Nuit de Pâques 3-4 avril 1999 - La Résurrection du Seigneur

Vous savez ce qu’est un totem ?

samedi 3 avril 1999.
 

Vous savez ce qu’est un totem : au cours de certaines initiations traditionnelles, l’impétrant se voit conférer symboliquement un animal dont il est supposé recevoir les vertus caractéristiques.

La tortue, par exemple, est un bon totem. D’un côté, avec sa carapace, elle ne craint rien et, de l’autre, comme elle est dépourvue de moyens offensifs vraiment menaçants, elle ne fait pas peur. Quelle tranquillité à tout point de vue ! Bonne bête lente et sûre, d’un noble train elle va vers sa feuille de salade, et puis elle retourne à son coin d’ombre. On dirait un évêque. Je veux dire, bien sûr, un prélat plein d’onction comme ils étaient, paraît-il, dans l’ancien temps.

Et pourtant, la vérité catholique est tout le contraire de cela. Le Christ Jésus mort et ressuscité : rien n’est plus à la fois vulnérable et blessant et fulgurant. L’espérance de la résurrection des corps, comme un éclair, transfigure toute réalité de chair au monde. La foi en Jésus Fils de Dieu, comme une épée, déchire tous les chiffons fades des croyances molles. L’amour de Jésus, homme livré à la main des hommes comme un condamné nu sous le rire des soldats nous expose à toutes les gifles.

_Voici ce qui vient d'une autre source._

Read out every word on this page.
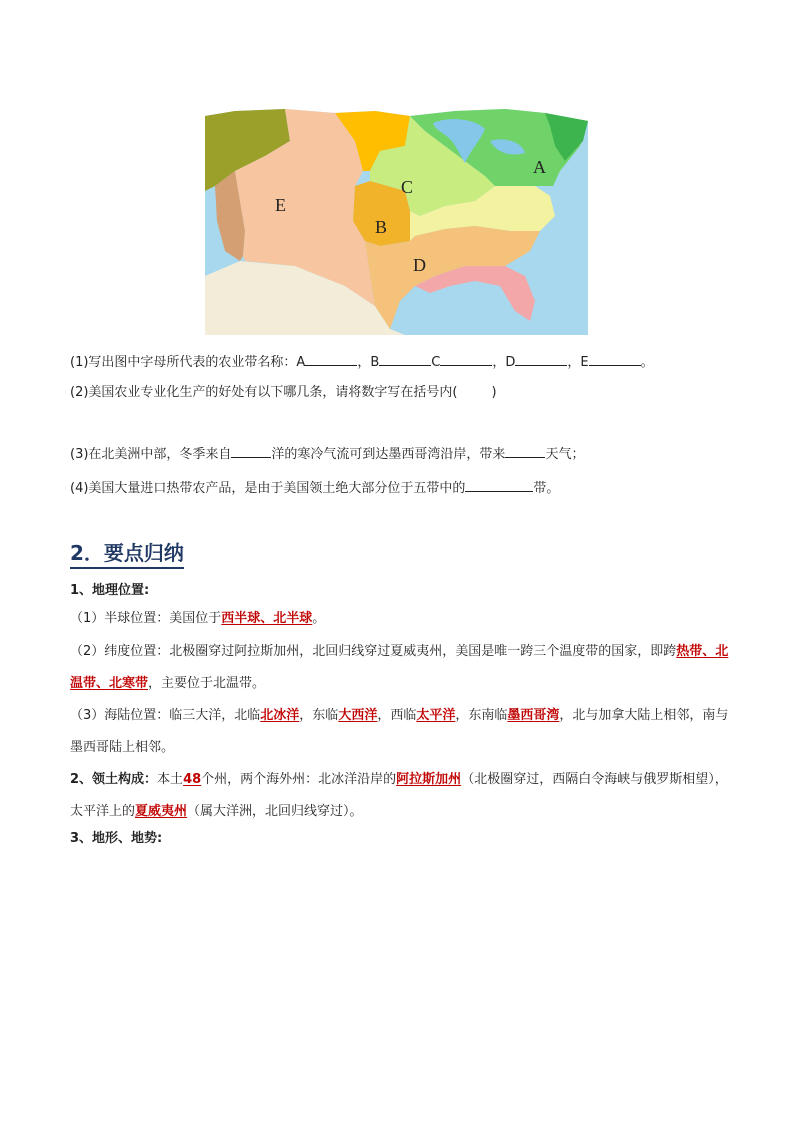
A
B
C
D
E
(1)写出图中字母所代表的农业带名称：A	，B	C	，D	，E	。
(2)美国农业专业化生产的好处有以下哪几条，请将数字写在括号内(	)

(3)在北美洲中部，冬季来自	洋的寒冷气流可到达墨西哥湾沿岸，带来	天气；
(4)美国大量进口热带农产品，是由于美国领土绝大部分位于五带中的	带。
2．要点归纳
1、地理位置:
（1）半球位置：美国位于西半球、北半球。
（2）纬度位置：北极圈穿过阿拉斯加州，北回归线穿过夏威夷州，美国是唯一跨三个温度带的国家，即跨热带、北温带、北寒带，主要位于北温带。
（3）海陆位置：临三大洋，北临北冰洋，东临大西洋，西临太平洋，东南临墨西哥湾，北与加拿大陆上相邻，南与墨西哥陆上相邻。
2、领土构成：本土48个州，两个海外州：北冰洋沿岸的阿拉斯加州（北极圈穿过，西隔白令海峡与俄罗斯相望），太平洋上的夏威夷州（属大洋洲，北回归线穿过）。
3、地形、地势:
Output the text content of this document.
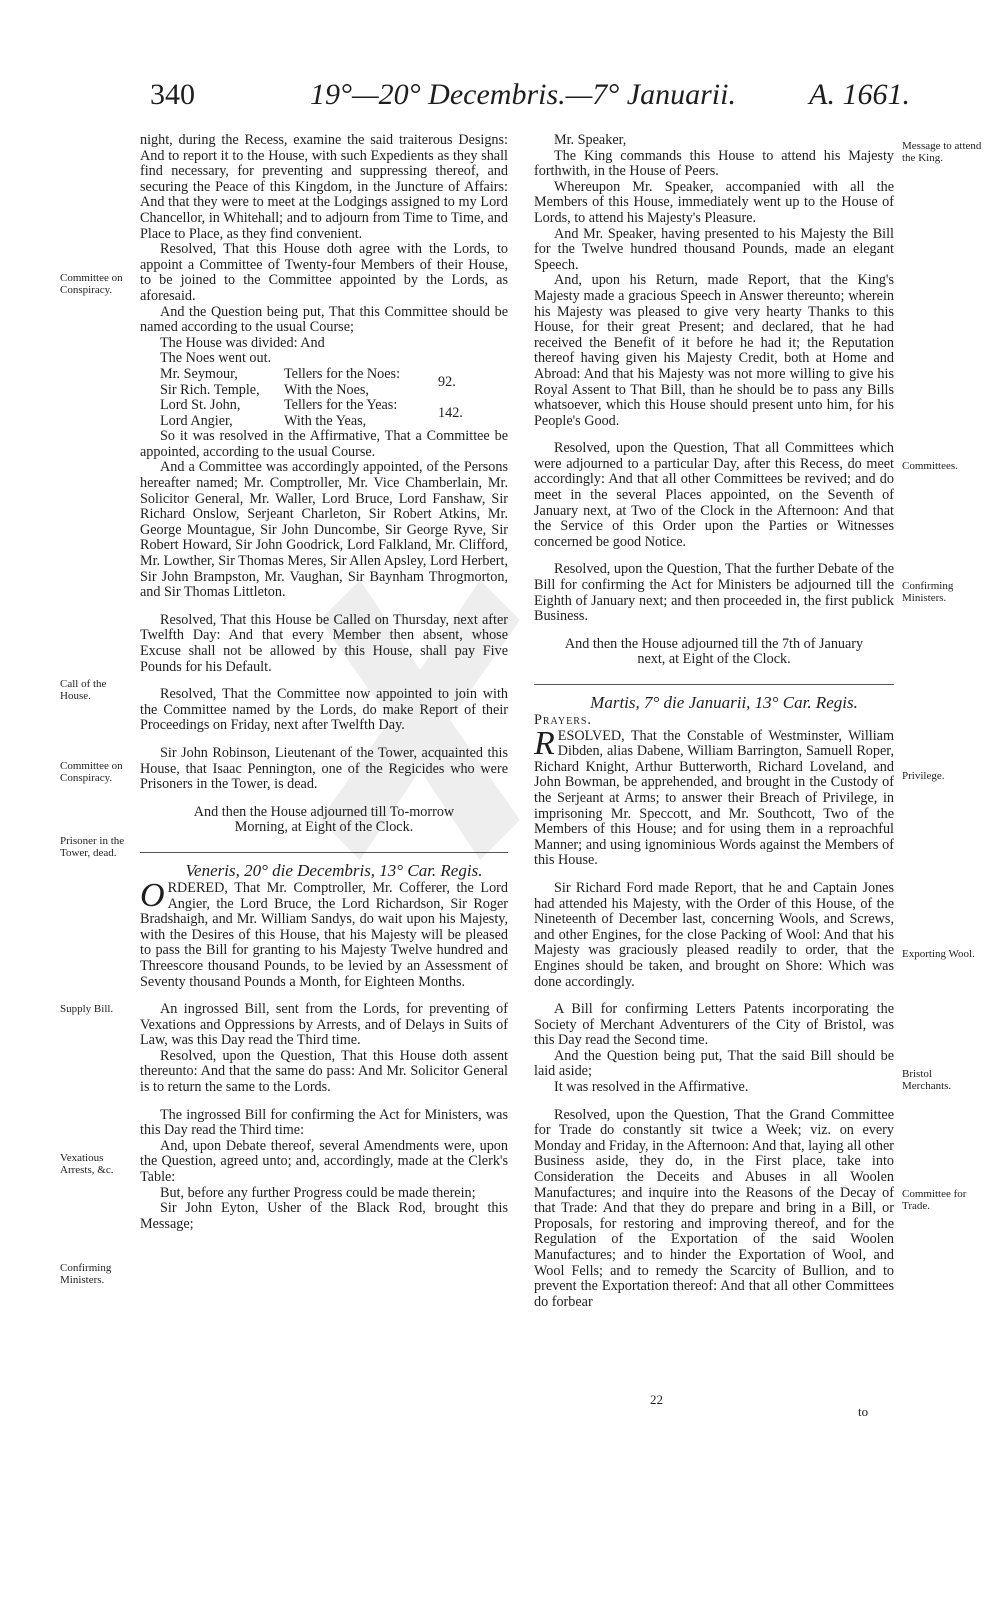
340	19°—20° Decembris.—7° Januarii. A. 1661.
Committee on Conspiracy.
Call of the House.
Committee on Conspiracy.
Prisoner in the Tower, dead.
Supply Bill.
Vexatious Arrests, &c.
Confirming Ministers.
Message to attend the King.
Committees.
Confirming Ministers.
Privilege.
Exporting Wool.
Bristol Merchants.
Committee for Trade.

night, during the Recess, examine the said traiterous Designs: And to report it to the House, with such Expedients as they shall find necessary, for preventing and suppressing thereof, and securing the Peace of this Kingdom, in the Juncture of Affairs: And that they were to meet at the Lodgings assigned to my Lord Chancellor, in Whitehall; and to adjourn from Time to Time, and Place to Place, as they find convenient.

Resolved, That this House doth agree with the Lords, to appoint a Committee of Twenty-four Members of their House, to be joined to the Committee appointed by the Lords, as aforesaid.

And the Question being put, That this Committee should be named according to the usual Course;

The House was divided: And

The Noes went out.

Mr. Seymour,	Tellers for the Noes:	92.
Sir Rich. Temple,	With the Noes,
Lord St. John,	Tellers for the Yeas:	142.
Lord Angier,	With the Yeas,

So it was resolved in the Affirmative, That a Committee be appointed, according to the usual Course.

And a Committee was accordingly appointed, of the Persons hereafter named; Mr. Comptroller, Mr. Vice Chamberlain, Mr. Solicitor General, Mr. Waller, Lord Bruce, Lord Fanshaw, Sir Richard Onslow, Serjeant Charleton, Sir Robert Atkins, Mr. George Mountague, Sir John Duncombe, Sir George Ryve, Sir Robert Howard, Sir John Goodrick, Lord Falkland, Mr. Clifford, Mr. Lowther, Sir Thomas Meres, Sir Allen Apsley, Lord Herbert, Sir John Brampston, Mr. Vaughan, Sir Baynham Throgmorton, and Sir Thomas Littleton.

Resolved, That this House be Called on Thursday, next after Twelfth Day: And that every Member then absent, whose Excuse shall not be allowed by this House, shall pay Five Pounds for his Default.

Resolved, That the Committee now appointed to join with the Committee named by the Lords, do make Report of their Proceedings on Friday, next after Twelfth Day.

Sir John Robinson, Lieutenant of the Tower, acquainted this House, that Isaac Pennington, one of the Regicides who were Prisoners in the Tower, is dead.

And then the House adjourned till To-morrow Morning, at Eight of the Clock.

Veneris, 20° die Decembris, 13° Car. Regis.

ORDERED, That Mr. Comptroller, Mr. Cofferer, the Lord Angier, the Lord Bruce, the Lord Richardson, Sir Roger Bradshaigh, and Mr. William Sandys, do wait upon his Majesty, with the Desires of this House, that his Majesty will be pleased to pass the Bill for granting to his Majesty Twelve hundred and Threescore thousand Pounds, to be levied by an Assessment of Seventy thousand Pounds a Month, for Eighteen Months.

An ingrossed Bill, sent from the Lords, for preventing of Vexations and Oppressions by Arrests, and of Delays in Suits of Law, was this Day read the Third time.

Resolved, upon the Question, That this House doth assent thereunto: And that the same do pass: And Mr. Solicitor General is to return the same to the Lords.

The ingrossed Bill for confirming the Act for Ministers, was this Day read the Third time:

And, upon Debate thereof, several Amendments were, upon the Question, agreed unto; and, accordingly, made at the Clerk's Table:

But, before any further Progress could be made therein;

Sir John Eyton, Usher of the Black Rod, brought this Message;

Mr. Speaker,

The King commands this House to attend his Majesty forthwith, in the House of Peers.

Whereupon Mr. Speaker, accompanied with all the Members of this House, immediately went up to the House of Lords, to attend his Majesty's Pleasure.

And Mr. Speaker, having presented to his Majesty the Bill for the Twelve hundred thousand Pounds, made an elegant Speech.

And, upon his Return, made Report, that the King's Majesty made a gracious Speech in Answer thereunto; wherein his Majesty was pleased to give very hearty Thanks to this House, for their great Present; and declared, that he had received the Benefit of it before he had it; the Reputation thereof having given his Majesty Credit, both at Home and Abroad: And that his Majesty was not more willing to give his Royal Assent to That Bill, than he should be to pass any Bills whatsoever, which this House should present unto him, for his People's Good.

Resolved, upon the Question, That all Committees which were adjourned to a particular Day, after this Recess, do meet accordingly: And that all other Committees be revived; and do meet in the several Places appointed, on the Seventh of January next, at Two of the Clock in the Afternoon: And that the Service of this Order upon the Parties or Witnesses concerned be good Notice.

Resolved, upon the Question, That the further Debate of the Bill for confirming the Act for Ministers be adjourned till the Eighth of January next; and then proceeded in, the first publick Business.

And then the House adjourned till the 7th of January next, at Eight of the Clock.

Martis, 7° die Januarii, 13° Car. Regis.

Prayers.

RESOLVED, That the Constable of Westminster, William Dibden, alias Dabene, William Barrington, Samuell Roper, Richard Knight, Arthur Butterworth, Richard Loveland, and John Bowman, be apprehended, and brought in the Custody of the Serjeant at Arms; to answer their Breach of Privilege, in imprisoning Mr. Speccott, and Mr. Southcott, Two of the Members of this House; and for using them in a reproachful Manner; and using ignominious Words against the Members of this House.

Sir Richard Ford made Report, that he and Captain Jones had attended his Majesty, with the Order of this House, of the Nineteenth of December last, concerning Wools, and Screws, and other Engines, for the close Packing of Wool: And that his Majesty was graciously pleased readily to order, that the Engines should be taken, and brought on Shore: Which was done accordingly.

A Bill for confirming Letters Patents incorporating the Society of Merchant Adventurers of the City of Bristol, was this Day read the Second time.

And the Question being put, That the said Bill should be laid aside;

It was resolved in the Affirmative.

Resolved, upon the Question, That the Grand Committee for Trade do constantly sit twice a Week; viz. on every Monday and Friday, in the Afternoon: And that, laying all other Business aside, they do, in the First place, take into Consideration the Deceits and Abuses in all Woolen Manufactures; and inquire into the Reasons of the Decay of that Trade: And that they do prepare and bring in a Bill, or Proposals, for restoring and improving thereof, and for the Regulation of the Exportation of the said Woolen Manufactures; and to hinder the Exportation of Wool, and Wool Fells; and to remedy the Scarcity of Bullion, and to prevent the Exportation thereof: And that all other Committees do forbear

22
to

Faut-il en conclure que les vrais témoins de la vérité seront des fous de Dieu se précipitant sur les braves gens obligés de les occire pour éviter d’être pris à la gorge ? Ce serait ignorer que Jésus lui-même fut un maître de sagesse et de paix, convive plein de bienveillance à la table des pécheurs comme à celle des gens bien.

C’est pourquoi la personnalité de Jésus défie toute tentative de le camper comme un "caractère". Ceux qui s’y essayent, fût-ce avec beaucoup de talent, n’écrivent que des sottises.

Christophe et Edouard, vous qui allez recevoir, cette nuit, les sacrements de l’initiation chrétienne, baptême, confirmation et eucharistie, c’est le Christ lui-même que vous allez recevoir. Avec lui, ce qui vous est donné est bien plus que telles ou telles vertus particulières.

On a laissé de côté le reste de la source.